Wednesday, July 23, 2008

Post-war reconstruction in northern Uganda: Has it taken off?

Guns have fallen silent in northern Uganda and as expected the need for the much-needed post-war reconstruction process surged to the fore. The ravages of this war are so far reaching that a concerted effort and sincere commitment towards reconstruction is the ultimate anti-dote. However, will the promise of this anti-dote usher in actual fulfillment? Talk of Northern Uganda entering a development phase-an evolution from emergency, has become the theme-song of humanitarian agencies, government and other development partners. IDPs are gradally treking back to their original homes away from the camps and hope is rife that sooner or later life will be back to normal. However with roads like the above in their current state, development partners have their work cut out.
However the reality on the ground seems far from the talk in NGO boardrooms and District council halls. While most of the villages to which the IDPs are returning are so remote that access to basic social ammenities like healthcare, education and water facilities is a toll order, the security in some of these places leaves alot to be desired. While public awareness tools like the above signpost warning against landmines are good, action needs to be taken in providing these returnees with protection from gangsters who remain a huge threat to the civillians. Social services like health have to be taken to the people and not just concentrated in under-staffed and ill-equipped health centres so far away from the masses. Mobile health services will come in handy and Village Health Teams should be evenly spread and adequately facilitated. Water facilities like springs and boreholes have to be constructed or protected. And of course psychosocial services are required to shape the mindset of the people who for two decades have witnessed the most horrific attrocities. Let monuments like the one of the 1995 Attiak massacre below, not reopen the wounds of suffering but rather inspire the masses to work harder in order to thrive and not just survive.

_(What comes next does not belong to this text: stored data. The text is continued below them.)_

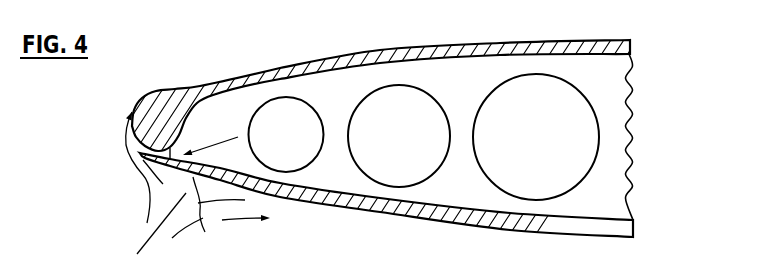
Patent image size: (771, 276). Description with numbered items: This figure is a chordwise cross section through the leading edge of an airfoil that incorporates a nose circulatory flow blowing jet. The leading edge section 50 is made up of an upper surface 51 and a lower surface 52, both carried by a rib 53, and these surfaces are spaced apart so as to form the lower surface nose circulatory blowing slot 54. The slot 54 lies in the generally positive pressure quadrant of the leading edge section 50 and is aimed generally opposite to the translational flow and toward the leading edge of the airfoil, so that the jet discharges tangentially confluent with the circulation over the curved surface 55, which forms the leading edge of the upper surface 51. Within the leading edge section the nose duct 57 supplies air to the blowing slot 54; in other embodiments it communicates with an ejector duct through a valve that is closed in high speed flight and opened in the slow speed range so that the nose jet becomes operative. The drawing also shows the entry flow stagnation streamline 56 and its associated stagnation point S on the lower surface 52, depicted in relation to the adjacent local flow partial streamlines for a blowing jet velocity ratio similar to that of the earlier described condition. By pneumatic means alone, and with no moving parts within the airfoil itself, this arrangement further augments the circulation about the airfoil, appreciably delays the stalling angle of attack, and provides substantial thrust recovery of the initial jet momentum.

The leading edge section 50 is at (344, 130).
The upper surface 51 is at (378, 50).
The lower surface 52 is at (436, 226).
The rib 53 is at (613, 148).
The lower surface nose circulatory blowing slot 54 is at (162, 159).
The curved surface 55 is at (138, 168).
The entry flow stagnation streamline 56 is at (143, 247).
The nose duct 57 is at (281, 117).
The stagnation point S is at (221, 214).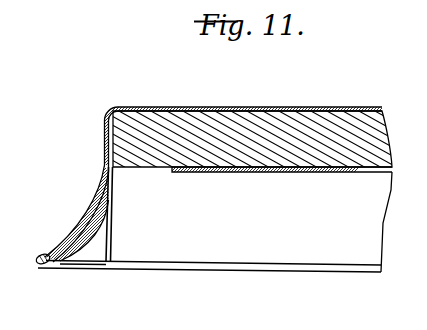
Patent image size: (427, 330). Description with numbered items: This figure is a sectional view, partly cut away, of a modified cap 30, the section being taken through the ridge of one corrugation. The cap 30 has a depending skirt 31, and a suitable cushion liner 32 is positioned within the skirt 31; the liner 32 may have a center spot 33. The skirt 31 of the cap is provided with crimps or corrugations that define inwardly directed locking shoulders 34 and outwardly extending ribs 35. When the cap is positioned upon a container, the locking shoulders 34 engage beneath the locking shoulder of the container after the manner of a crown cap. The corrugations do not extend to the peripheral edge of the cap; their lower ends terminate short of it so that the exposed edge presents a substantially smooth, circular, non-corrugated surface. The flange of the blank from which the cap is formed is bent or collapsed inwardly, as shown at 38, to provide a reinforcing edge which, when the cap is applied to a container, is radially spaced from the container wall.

The cap 30 is at (323, 90).
The skirt 31 is at (105, 137).
The cushion liner 32 is at (150, 119).
The center spot 33 is at (295, 173).
The locking shoulder 34 is at (111, 262).
The rib 35 is at (59, 248).
The reinforcing edge 38 is at (42, 265).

Development partners should not just engage in humanitarian marketing drives through bogus signposts and billboards, but rather work harder for greater impact on the lives on the masses. Some of the NGOs in northern Uganda and their employees are of very inferior quality and are literary masquareding as development partners and workers. Such agencies should either shape up or ship out. Agencies that work less towards impact and more towards process and vain routines have no place in the post war reconstruction efforts in Northern Uganda.